# Marine SOF engaging the Taliban.



## Ravage (Jul 16, 2012)

Helmet cam shows a intense firefight.


----------



## Crusader74 (Jul 16, 2012)

"Make sure you spread it around, what everyone to get some! "  ROTFFLMAO!


----------



## FatGrat (Jul 16, 2012)

If that's not a good case of motivation, then I don't know what is.


----------



## SkrewzLoose (Jul 16, 2012)

"The fight ends with 2 JDAMs"  LOL


----------



## ordman (Jul 16, 2012)

SkrewzLoose said:


> "The fight ends with 2 JDAMs" LOL


I said I'd never use this on here but..ahem..IYAOYAS...:-"


----------



## pardus (Jul 17, 2012)

That was intense? 

It was very cool.


----------



## dknob (Jul 17, 2012)

PERSEC..
what a comical concept. Esp when pertaining to SF and MARSOC.

Excuse me while I go watch Best Ranger to see if any of my friends made it in CAG...


----------



## JohnnyBoyUSMC (Jul 17, 2012)

Marines: restrained use of violence, wtf is that?!?


----------



## Shutefight (Sep 18, 2012)

It is against any rules to become aroused at this video?


----------



## DA SWO (Sep 18, 2012)

Were those LAWS on the quadrunners?

I like the Magpul/Surefire stuff on the weapons.  

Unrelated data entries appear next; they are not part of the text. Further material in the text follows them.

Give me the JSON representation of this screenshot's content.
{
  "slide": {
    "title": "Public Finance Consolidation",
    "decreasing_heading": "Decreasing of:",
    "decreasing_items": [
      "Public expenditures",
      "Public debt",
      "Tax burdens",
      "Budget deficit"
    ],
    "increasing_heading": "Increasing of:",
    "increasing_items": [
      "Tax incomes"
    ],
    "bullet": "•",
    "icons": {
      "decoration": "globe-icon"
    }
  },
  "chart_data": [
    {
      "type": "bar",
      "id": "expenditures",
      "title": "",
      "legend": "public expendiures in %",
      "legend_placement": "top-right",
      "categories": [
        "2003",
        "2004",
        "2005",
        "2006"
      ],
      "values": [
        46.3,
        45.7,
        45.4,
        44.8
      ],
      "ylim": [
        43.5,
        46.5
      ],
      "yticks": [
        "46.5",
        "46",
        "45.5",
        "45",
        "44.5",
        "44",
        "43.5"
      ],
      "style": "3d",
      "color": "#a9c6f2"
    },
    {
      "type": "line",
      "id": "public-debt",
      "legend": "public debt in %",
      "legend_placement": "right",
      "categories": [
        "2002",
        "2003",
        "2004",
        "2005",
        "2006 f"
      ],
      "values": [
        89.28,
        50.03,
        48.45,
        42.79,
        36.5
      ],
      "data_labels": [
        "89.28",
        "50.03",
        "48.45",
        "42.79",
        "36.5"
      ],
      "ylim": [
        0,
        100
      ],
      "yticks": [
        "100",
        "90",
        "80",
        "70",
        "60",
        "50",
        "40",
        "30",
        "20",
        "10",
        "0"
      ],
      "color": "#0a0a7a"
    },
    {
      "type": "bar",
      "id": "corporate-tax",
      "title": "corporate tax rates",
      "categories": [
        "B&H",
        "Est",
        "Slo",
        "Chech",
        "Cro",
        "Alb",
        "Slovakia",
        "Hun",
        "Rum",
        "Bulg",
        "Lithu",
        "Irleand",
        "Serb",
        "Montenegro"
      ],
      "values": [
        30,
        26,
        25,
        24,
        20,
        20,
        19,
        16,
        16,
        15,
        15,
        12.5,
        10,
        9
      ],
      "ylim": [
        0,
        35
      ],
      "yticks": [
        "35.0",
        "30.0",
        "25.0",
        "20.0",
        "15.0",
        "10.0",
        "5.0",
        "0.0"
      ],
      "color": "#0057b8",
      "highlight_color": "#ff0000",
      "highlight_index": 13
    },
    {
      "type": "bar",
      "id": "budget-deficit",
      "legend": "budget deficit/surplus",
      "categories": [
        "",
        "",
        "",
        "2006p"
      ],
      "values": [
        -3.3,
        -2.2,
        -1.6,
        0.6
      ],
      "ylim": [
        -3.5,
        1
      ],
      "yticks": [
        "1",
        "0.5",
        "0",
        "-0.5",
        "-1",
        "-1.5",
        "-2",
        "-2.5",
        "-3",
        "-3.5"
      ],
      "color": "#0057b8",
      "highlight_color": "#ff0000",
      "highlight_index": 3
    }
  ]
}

Those guys from the 82nd will be running over to the SF recruiters office when they have a chance.


----------



## Squidward (Oct 12, 2012)

You can tell someone was having fun with the goose during this fight.


----------



## QC (Oct 12, 2012)

It's been a while, but the back blast area...bit small?


----------



## AKkeith (Oct 12, 2012)

QC said:


> It's been a while, but the back blast area...bit small?



That's what I said. 

Then 3:40 one of them is aiming in and shoots. Looks up confused and then noticed his barrel was straight in the berm lol. Just got a little excited.


----------



## QC (Oct 15, 2012)

That guy can certainly sling a grenade...800 metres. Nice.


----------